TEHRAN, Nov 26, 2006 (Dow Jones Newswires)
Iran has discovered new onshore oil and natural gas reserves in the oil-rich southwestern province of Khuzestan with an estimated value of $7.3 billion, an Iranian oil official said Wednesday.
The new gas reserves have been discovered at the Khami layer of the Ahvaz oil field, the Oil Ministry's information network quoted the managing director of the National Iranian Oil Co., or NIOC, Gholam-Hussein Nozari, as saying.
The Khami layer of the Ahvaz oil field is around 60 kilometers southwest of the city of Ahvaz, capital of Khuzestan province.
Nozari said the value of the new natural gas and oil discovered in the Khami layer has been put at around $7.3 billion based on oil at $35 a barrel, condensate at $40 a barrel, and natural gas at 2.5 cents a cubic meter.
The report didn't specify the exact quantity of the oil and gas reserves discovered in the layer.
However, it was reported last month that Khami is one of the highest pressure and deepest natural gas reserves in the world with an in-place gas reserve of up to 7.4 trillion cubic feet of which more than half could be extracted.

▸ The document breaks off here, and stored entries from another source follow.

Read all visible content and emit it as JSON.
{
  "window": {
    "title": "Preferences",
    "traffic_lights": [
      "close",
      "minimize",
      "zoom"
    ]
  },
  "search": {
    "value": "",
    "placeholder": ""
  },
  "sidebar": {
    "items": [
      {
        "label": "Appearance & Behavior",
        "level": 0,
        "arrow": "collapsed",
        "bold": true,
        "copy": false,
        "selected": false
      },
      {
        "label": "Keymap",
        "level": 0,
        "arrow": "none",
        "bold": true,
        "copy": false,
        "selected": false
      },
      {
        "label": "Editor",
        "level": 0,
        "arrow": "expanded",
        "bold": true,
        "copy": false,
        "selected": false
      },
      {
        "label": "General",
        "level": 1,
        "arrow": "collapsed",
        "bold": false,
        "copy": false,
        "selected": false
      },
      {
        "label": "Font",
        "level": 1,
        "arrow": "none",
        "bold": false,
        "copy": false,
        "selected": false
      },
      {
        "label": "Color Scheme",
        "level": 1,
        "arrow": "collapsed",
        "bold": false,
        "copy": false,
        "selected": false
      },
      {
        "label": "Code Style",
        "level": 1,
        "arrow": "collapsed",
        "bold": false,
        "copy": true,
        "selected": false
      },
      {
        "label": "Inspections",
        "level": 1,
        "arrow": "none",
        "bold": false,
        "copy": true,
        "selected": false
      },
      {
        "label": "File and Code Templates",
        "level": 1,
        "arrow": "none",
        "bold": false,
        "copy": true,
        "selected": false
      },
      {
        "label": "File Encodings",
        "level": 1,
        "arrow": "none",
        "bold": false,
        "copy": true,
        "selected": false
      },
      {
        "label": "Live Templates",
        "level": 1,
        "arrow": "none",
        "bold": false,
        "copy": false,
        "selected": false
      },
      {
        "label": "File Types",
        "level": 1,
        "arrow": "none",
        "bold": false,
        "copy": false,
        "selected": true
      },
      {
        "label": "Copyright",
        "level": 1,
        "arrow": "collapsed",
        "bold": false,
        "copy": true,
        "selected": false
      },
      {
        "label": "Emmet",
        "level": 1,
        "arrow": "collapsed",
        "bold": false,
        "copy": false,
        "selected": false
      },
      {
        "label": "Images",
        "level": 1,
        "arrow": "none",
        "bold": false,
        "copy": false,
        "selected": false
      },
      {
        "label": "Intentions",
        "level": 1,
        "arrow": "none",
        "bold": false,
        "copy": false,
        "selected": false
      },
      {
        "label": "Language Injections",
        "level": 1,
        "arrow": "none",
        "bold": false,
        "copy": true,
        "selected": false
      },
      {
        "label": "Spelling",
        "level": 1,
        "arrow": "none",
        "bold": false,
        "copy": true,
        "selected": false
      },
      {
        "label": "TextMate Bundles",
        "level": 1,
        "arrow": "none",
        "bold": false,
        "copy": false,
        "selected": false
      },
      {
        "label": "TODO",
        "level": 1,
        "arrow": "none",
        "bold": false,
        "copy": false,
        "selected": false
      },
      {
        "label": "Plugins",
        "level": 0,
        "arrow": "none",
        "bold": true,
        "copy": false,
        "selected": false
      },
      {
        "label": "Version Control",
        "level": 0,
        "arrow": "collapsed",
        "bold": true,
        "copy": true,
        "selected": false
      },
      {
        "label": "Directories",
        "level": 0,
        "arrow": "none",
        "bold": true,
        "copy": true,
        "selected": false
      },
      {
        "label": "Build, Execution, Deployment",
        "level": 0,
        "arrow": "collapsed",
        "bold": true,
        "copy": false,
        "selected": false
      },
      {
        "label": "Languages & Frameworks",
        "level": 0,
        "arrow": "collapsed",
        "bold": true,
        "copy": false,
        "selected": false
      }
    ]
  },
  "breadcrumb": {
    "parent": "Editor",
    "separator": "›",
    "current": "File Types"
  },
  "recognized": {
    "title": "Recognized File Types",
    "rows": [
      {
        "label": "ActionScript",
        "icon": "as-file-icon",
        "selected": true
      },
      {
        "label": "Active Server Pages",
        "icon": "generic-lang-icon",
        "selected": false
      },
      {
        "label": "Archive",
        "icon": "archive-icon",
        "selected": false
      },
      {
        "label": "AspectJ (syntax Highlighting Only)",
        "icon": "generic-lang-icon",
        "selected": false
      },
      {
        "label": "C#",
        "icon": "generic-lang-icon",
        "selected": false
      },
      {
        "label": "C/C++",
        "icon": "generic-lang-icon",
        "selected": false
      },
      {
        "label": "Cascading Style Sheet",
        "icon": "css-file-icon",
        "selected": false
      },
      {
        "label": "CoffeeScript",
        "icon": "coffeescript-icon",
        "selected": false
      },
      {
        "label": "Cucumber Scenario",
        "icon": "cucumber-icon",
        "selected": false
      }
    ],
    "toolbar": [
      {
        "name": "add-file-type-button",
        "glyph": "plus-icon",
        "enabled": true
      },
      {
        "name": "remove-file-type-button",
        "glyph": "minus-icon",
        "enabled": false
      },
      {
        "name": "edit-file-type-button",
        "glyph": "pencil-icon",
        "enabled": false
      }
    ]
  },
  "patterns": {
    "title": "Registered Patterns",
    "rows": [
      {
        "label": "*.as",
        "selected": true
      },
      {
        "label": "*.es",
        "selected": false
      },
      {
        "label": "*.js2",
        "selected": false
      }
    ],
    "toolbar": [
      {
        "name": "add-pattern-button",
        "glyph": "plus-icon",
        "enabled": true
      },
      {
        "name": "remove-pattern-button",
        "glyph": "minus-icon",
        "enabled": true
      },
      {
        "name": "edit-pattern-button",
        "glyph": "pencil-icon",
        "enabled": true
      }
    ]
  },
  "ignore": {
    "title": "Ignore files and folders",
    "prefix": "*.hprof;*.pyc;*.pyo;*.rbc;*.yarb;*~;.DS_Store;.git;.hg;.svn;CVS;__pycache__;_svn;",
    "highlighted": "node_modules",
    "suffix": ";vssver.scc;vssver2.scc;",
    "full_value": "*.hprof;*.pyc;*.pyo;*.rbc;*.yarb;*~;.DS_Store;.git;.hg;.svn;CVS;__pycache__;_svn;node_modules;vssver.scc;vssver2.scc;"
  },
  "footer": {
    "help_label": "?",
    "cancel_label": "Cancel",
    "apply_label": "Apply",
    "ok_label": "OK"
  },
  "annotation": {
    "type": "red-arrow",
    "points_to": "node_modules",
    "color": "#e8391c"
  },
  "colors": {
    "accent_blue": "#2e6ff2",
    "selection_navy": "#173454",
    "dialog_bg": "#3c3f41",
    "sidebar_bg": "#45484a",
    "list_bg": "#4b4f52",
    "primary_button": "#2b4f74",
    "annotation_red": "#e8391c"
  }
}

Nozari said the gas field is expected to yield gas at 150 million cubic feet a day and oil and condensates at 37,000 b/d by the end of the first-phase of development.
He said the significance of the new gas discovery is that it can be used for injection into the surrounding oil fields to improve their yields.
The NIOC chief also said work on the development of the Yadavaran oil field with the China Petroleum & Chemical Corp. (SNP), or Sinopec, is drawing to an end and the contract will be signed soon. He didn't give a date.
He said earlier this week that the preparation of the contract with Sinopec on the development of the oil field has been bogged down by differences over who should do the minesweeping at the field which is near the border with Iraq.
The Yadavaran oil field, with an in-place reserves of some 17 billion barrels, comprises the Koushk and Husseinieh oil fields discovered in 2000 and 2002, respectively.
Yadavaran was littered with land mines during the 1980-1988 Iraq-Iran war, and the mines need to be cleared before the field can be developed.